How Stock Markets Affect Real Estate

Some variables in macroeconomics fluctuate in regular and often predictable patterns. These include the stock market, building permits, and housing starts. As an economy pulls out of a recession, for example, investors expecting home-building to increase will consequently begin to buy stocks related to construction. This will fuel the movement of the market upwards for the housing sector. Below, we discuss three ways how Wall Street’s swings in the volatile markets affect the cost of homes and other properties across the United States today.

  1. Credit

Investments in real estate depend heavily on loans from financial institutions. The transactions involved are of high volume, and as such most individuals cannot pay cash. Through credit, such individuals can get the chance to participate in the real estate industry. By taking on debt, they can make larger purchases in the hope that these will give them a significant return.

Since the housing sector depends so heavily on loans, its performance thereby correlates with prevailing interest rates. These rates are partly dependent on the fulfillment of the stock market. If there’s uncertainty in the stock exchange, banks try to cover up for the increased risk by raising their interest rates. The raising of these rates then makes borrowing higher sums more difficult for real estate developers. As such, they also increase the costs of their houses in a bid to maintain the same return they wanted.

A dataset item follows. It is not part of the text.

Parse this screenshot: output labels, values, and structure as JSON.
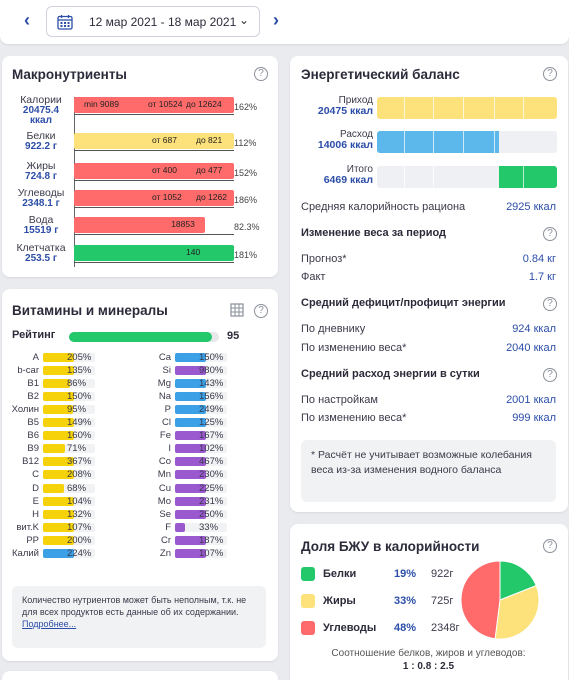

However, banks are also obliged to reduce their interest rates in the wake of a well-performing economy and consequently, a stable stock market. As a result of lower interest rates, more people can access loans at lower prices which prompt more house purchases. As a result, the real estate market gets more customers which results in its growth.

  1. Consumer Behavior

The stock exchange directly influences how consumers function in the economy. In the wake of a growing stock market, consumer confidence rises. As a result, there is more money available, and investors seek to expand their portfolios. One of the ways they do this is by buying into the real estate market. When markets are weak, however, consumers tend to hold onto their capital. As such, the housing market suffers due to fewer customers.

  1. Presence of Competitors

The stock exchange is the overall representation of the opinion investors hold regarding the future of the companies within the market. Declining equity markets causes a decrease in demand for the stock of various companies. As such, the cost of these shares lowers and returns on the investment also suffer. As a result, fewer people are willing to buy properties. This causes property prices to be lower, and therefore, the buyer is placed at an advantage. Conversely, a more favorable market leads to increased competition which would result in higher costs for properties. This would eventually lead to an advantage for the real estate agency.

Additionally, the housing market is also affected by government policies and the state of the economy, which also affect prices in the stock exchange. Negative policies cause declines in the stock market which could result in lesser home purchases and vice versa.